As part of the boreal forest’s natural cycles, fires allowed for a diverse mosaic of landscapes to be re-established and helped support animal communities in the area. These natural fire cycles also help to remove ‘dead’ organic materials like fallen trees and overgrown plants. If these materials are left to build up, they become another fuel source for fire and make fires more intense. This has led fire scientists to argue that the more the forest is regulated and the more fires are suppressed, the more intense and dangerous fires become. In the years before fire suppression, fires were a crucial and positive part of the success and diversity of the boreal forest.

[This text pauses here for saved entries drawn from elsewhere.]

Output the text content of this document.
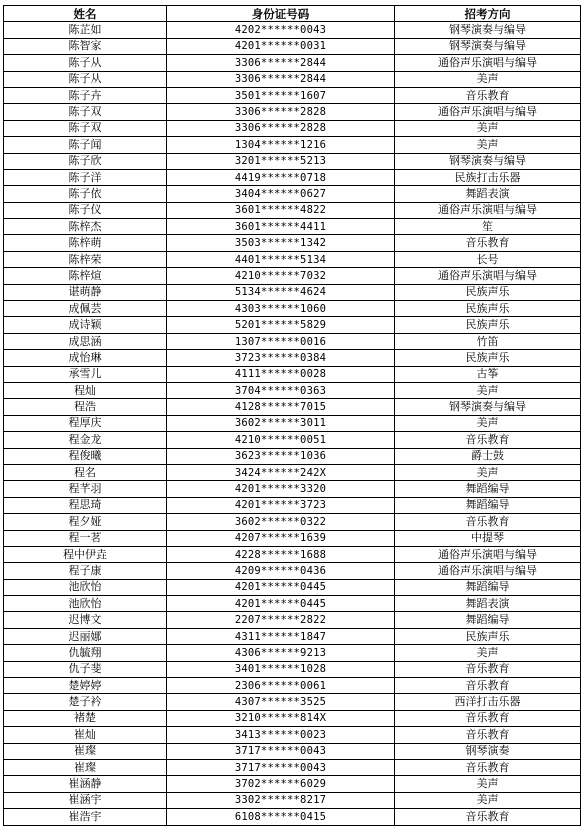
姓名	身份证号码	招考方向
陈芷如	4202******0043	钢琴演奏与编导
陈智家	4201******0031	钢琴演奏与编导
陈子从	3306******2844	通俗声乐演唱与编导
陈子从	3306******2844	美声
陈子卉	3501******1607	音乐教育
陈子双	3306******2828	通俗声乐演唱与编导
陈子双	3306******2828	美声
陈子闻	1304******1216	美声
陈子欣	3201******5213	钢琴演奏与编导
陈子洋	4419******0718	民族打击乐器
陈子依	3404******0627	舞蹈表演
陈子仪	3601******4822	通俗声乐演唱与编导
陈梓杰	3601******4411	笙
陈梓萌	3503******1342	音乐教育
陈梓荣	4401******5134	长号
陈梓煊	4210******7032	通俗声乐演唱与编导
谌萌静	5134******4624	民族声乐
成佩芸	4303******1060	民族声乐
成诗颖	5201******5829	民族声乐
成思涵	1307******0016	竹笛
成怡琳	3723******0384	民族声乐
承雪儿	4111******0028	古筝
程灿	3704******0363	美声
程浩	4128******7015	钢琴演奏与编导
程厚庆	3602******3011	美声
程金龙	4210******0051	音乐教育
程俊曦	3623******1036	爵士鼓
程名	3424******242X	美声
程芊羽	4201******3320	舞蹈编导
程思琦	4201******3723	舞蹈编导
程夕娅	3602******0322	音乐教育
程一茗	4207******1639	中提琴
程中伊垚	4228******1688	通俗声乐演唱与编导
程子康	4209******0436	通俗声乐演唱与编导
池欣怡	4201******0445	舞蹈编导
池欣怡	4201******0445	舞蹈表演
迟博文	2207******2822	舞蹈编导
迟丽娜	4311******1847	民族声乐
仇毓翔	4306******9213	美声
仇子斐	3401******1028	音乐教育
楚婷婷	2306******0061	音乐教育
楚子衿	4307******3525	西洋打击乐器
褚楚	3210******814X	音乐教育
崔灿	3413******0023	音乐教育
崔璨	3717******0043	钢琴演奏
崔璨	3717******0043	音乐教育
崔涵静	3702******6029	美声
崔涵宇	3302******8217	美声
崔浩宇	6108******0415	音乐教育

In addition to natural fires, northern Alberta First Nations groups had traditions of cultural burning. These fires were highly regulated; they were only started under specific circumstances and were dependent on factors like weather conditions and the amount of fire fuel in an area. Early spring was the preferred season because the ground was dry enough to burn but damp enough to prevent the fire from getting too large, whereas during the fall it was drier, making it more dangerous to begin burning. When all the conditions were right, fires would be used to create landscape features like hay meadows or to form and maintain trails, and to promote plant and animal communities re-entering into an area. Ethnographic studies like ones conducted by Henry T. Lewis and Theresa Ferguson with the Dene-Tha (Slavey) in northwestern Alberta documented the longstanding tradition of controlled burning. Elders commented that these practices would not only promote the movement of people but would encourage vegetative communities to thrive and entice animals to revisit areas. In the forest, ensuring the availability of food resources for the months ahead and for years to come was the primary goal of these activities, which is why such great care was taken with the burning process.
In an archaeological site with deep deposits, records of these traditions could be noted by multiple layers of charcoal related to occupation periods. However, in many parts of the boreal forest, the soil deposits are shallow and make it challenging to see these patterns. Instead, researchers can look at soils in lake basins to help recreate these parts of the record. With these ancient and modern records, we can understand how different plant species respond to different fire types, and model the regrowth and response of animal communities. Understanding how First Nations groups manipulated these environmental relationships enhances our understanding of past groups living in the boreal forest. IN addition to its archaeological value, this knowledge can be integrated into modern forest management practices. In some parts of Alberta, highly regimented cultural burning through collaborative efforts has been reintroduced as a way to help minimize fire risk and to promote a healthy, diverse boreal forest.